For those of you following the ISCFC’s review series of David A Prior, you may have noticed how he started to change – not having every movie be a weird Vietnam revenge story with a bad gunfight in it, for one – but prepare to be even more surprised by a movie which bears almost no relation to anything he’s done before (one delightful actor notwithstanding).
It’s a snow movie! Our hero is Danny (Shaun Holton), a snowboarding champion, whose girlfriend Christine (Christine Shinn), best friend Greg (William Berg) and Greg’s evil girlfriend Lesley (Chasity Hammons) go off to a cabin in the woods, in the snow, for a weekend of fun. Well, Lesley is a hideous beast who won’t let her boyfriend touch her hair and doesn’t want to go on a snowmobile; Greg is a miserable wet blanket who’s only interested in sex…but we’re expecting some sort of hijinks.
At the same time, we’re introduced to Tyler and Marcus (Deke Anderson and Michael Kaskel), two psychopathic bank robbers. After they’ve taken the money from one bank, they stand there and murder like 20 or so people with their assault rifles, then murder their own getaway driver later! There’s a hefty hint that murder is now Tyler’s main interest in all this business, as his look of sexual pleasure at butchering people does not go unnoticed. They decide to lie low with the bag full of cash, and guess which secluded spot they choose?
The final piece of this jigsaw is one Doug Harter, rapidly becoming an ISCFC favourite thanks to his roles in “Rapid Fire”, “Invasion Force” and now this. I’ll forever know him as “Pappy”, his character name in “Rapid Fire”, but here he’s a bounty hunter by the name of Martin Towers, who, despite being much older than Tyler, has apparently devoted his life to tracking him down. It takes him so long to integrate with the main plot that I began to wonder if this movie, entirely unlike any previous David A Prior effort, was actually someone else’s and Prior had bought it to splice some footage of Harter into to get to sellable length (it’s not this).
If you can get past the negative levels of charisma the four main cast members have with each other, and how Marcus looks more like a bland substitute teacher than he does a murderous bank robber, you’ve still got some curious editing decisions to really put you off making sense of “White Fury”. I’ll try to give an example.

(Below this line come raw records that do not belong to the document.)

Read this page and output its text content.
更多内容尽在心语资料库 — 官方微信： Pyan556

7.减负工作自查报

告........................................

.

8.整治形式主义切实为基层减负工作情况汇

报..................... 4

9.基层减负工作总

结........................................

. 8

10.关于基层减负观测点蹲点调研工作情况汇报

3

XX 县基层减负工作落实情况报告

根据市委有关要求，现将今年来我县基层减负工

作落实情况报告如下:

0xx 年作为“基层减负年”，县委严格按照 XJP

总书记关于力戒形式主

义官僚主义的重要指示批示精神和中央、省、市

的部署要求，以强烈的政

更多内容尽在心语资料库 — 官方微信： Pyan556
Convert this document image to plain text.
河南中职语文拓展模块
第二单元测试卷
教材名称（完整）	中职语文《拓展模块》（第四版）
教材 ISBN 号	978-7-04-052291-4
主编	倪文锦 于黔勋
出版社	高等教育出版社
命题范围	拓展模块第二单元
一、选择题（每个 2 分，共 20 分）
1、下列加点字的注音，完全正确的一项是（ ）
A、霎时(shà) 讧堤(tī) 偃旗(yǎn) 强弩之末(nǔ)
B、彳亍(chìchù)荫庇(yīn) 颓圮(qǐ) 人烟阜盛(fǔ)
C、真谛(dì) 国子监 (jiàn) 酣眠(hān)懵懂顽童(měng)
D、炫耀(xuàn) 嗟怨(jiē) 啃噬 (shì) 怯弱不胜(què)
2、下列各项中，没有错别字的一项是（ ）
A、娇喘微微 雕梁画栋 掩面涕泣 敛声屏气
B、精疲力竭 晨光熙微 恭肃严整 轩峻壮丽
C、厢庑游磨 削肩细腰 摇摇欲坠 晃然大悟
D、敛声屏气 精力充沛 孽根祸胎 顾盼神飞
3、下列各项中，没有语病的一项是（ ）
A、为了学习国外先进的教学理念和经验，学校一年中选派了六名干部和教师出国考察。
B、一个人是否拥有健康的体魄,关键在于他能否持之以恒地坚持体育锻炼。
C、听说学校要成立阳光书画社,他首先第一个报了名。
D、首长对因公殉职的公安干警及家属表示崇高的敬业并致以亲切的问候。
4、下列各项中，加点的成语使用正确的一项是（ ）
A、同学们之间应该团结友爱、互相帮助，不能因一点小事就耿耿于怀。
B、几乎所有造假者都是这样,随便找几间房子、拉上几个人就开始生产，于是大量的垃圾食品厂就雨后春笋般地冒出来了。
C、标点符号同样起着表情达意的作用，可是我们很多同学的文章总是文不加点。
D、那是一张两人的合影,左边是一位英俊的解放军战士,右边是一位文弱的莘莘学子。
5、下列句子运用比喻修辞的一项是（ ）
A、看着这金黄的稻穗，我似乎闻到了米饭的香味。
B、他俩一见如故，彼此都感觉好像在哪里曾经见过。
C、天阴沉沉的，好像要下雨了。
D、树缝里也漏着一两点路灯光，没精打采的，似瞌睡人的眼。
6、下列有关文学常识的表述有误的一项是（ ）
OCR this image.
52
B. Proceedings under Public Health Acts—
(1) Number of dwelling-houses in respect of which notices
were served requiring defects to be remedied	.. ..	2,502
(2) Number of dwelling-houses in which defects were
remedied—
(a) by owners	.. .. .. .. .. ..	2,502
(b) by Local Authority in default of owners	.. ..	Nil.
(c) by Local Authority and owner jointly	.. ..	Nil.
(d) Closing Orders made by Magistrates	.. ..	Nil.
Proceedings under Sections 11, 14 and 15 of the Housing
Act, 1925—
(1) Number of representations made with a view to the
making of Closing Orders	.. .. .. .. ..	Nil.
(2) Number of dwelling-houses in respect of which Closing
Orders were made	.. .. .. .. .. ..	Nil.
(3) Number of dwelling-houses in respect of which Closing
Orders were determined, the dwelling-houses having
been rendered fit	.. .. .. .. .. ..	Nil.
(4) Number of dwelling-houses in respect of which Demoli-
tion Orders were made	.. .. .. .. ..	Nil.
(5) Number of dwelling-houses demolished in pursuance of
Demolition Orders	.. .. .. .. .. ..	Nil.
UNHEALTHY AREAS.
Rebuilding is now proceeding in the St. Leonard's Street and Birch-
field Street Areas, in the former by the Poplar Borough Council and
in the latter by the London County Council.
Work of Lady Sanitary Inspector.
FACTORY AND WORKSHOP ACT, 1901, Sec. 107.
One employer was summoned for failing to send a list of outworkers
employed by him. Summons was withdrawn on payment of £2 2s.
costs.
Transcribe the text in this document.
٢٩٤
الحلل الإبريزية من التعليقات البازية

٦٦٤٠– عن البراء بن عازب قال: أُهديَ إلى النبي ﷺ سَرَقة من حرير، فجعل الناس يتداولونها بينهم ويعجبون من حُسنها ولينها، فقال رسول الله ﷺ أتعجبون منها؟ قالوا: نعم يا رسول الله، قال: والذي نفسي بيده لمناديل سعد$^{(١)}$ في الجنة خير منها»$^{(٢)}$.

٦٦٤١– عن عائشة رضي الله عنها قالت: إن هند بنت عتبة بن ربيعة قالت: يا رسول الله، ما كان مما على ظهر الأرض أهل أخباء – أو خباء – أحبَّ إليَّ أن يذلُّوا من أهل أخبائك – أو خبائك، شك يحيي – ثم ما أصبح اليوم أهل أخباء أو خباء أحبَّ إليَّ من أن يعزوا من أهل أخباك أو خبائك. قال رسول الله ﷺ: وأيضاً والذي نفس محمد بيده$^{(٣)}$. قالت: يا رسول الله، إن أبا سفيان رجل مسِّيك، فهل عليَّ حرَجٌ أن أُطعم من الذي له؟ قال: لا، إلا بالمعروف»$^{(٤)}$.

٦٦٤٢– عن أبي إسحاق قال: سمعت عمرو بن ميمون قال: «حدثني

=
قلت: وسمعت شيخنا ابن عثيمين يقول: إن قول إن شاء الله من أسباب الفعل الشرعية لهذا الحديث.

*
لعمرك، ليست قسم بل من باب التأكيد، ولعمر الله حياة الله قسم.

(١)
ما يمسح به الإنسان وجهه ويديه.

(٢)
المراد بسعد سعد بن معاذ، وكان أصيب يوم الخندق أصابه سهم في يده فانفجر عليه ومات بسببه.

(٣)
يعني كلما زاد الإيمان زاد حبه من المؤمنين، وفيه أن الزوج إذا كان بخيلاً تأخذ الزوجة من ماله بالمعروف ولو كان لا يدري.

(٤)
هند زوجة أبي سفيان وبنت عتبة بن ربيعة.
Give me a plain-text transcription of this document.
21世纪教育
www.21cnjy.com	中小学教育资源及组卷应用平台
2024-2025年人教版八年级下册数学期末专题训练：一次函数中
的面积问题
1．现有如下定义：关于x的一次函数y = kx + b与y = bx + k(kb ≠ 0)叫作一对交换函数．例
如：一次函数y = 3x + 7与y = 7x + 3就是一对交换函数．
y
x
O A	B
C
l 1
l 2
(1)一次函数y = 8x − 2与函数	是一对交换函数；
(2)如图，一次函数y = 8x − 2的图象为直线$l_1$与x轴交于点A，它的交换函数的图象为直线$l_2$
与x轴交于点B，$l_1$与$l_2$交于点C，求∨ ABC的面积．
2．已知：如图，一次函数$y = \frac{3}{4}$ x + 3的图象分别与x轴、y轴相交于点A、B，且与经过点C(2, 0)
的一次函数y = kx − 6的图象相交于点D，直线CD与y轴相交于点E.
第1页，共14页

At one point, all four stars are in the room, playing charades together. Tyler and Marcus are outside watching them, wondering why their lovely empty cabin is full of teen assholes. Tyler, who has rape and murder on his mind, looks pleased – but Danny is outside the room when the two men break in, instantly turns into a stealth-ninja and no-one apparently is aware he’s there until he tries to attack one of the men about ten minutes later. Plus, he steals the robbers’ cash to use as leverage, despite it being impossible he could have any idea what the men were carrying.
Further editing oddities include the weather changing from heavy snow to bright sunshine, depending on which character in a chase we were following, and in some cases changing even for those characters. Did no-one notice when inspecting the dailies for this movie? Did anyone inspect dailies? Did anyone apart from a bored, drunk editor watch this movie before it was released? You will be annoyed when you think back to the snowboarding at the beginning, which features a guy in a full scarf in the long shots so we can’t see it’s not Danny; then in closeups has the poor actor, now minus scarf, pretend to be flying about a snowboard track, despite there being no wind and the clouds and trees in the background staying entirely still as he makes his body shake about.
What I thought was the end, but was in fact just the middle, drags on to a ludicrous extent as the two men terrorise the teens and Towers is occasionally seen getting closer to his prey. It’s cheap and ugly looking and boring and everyone is a terrible actor, so it was a real bind to sit through, dear reader: when I discovered there was a whole extra bit, where Tyler turns into some superhero, getting shot, beaten with a baseball bat and still able to overpower three strong, well-rested guys and a bunch of park rangers, I really started to get bored.
Boredom is, unfortunately, the main thing you’ll feel while watching “White Fury”. It’s by far the most amateurish Prior movie to date, with nothing interesting visually, a script that forgot to have a remotely interesting central conflict or any good dialogue, and a running time that felt terribly padded even at 82 minutes. It’s available to watch for free, but unlike many of the AIP movies we’ve covered so far, it’s not even worth watching for that much.
Rating: thumbs down
PS – this even disproves my previous theory that rocket launchers or bazookas make all movies more entertaining. Even the nice guy bounty hunter carrying around multiple high-powered explosive devices failed to raise any excitement from this reviewer.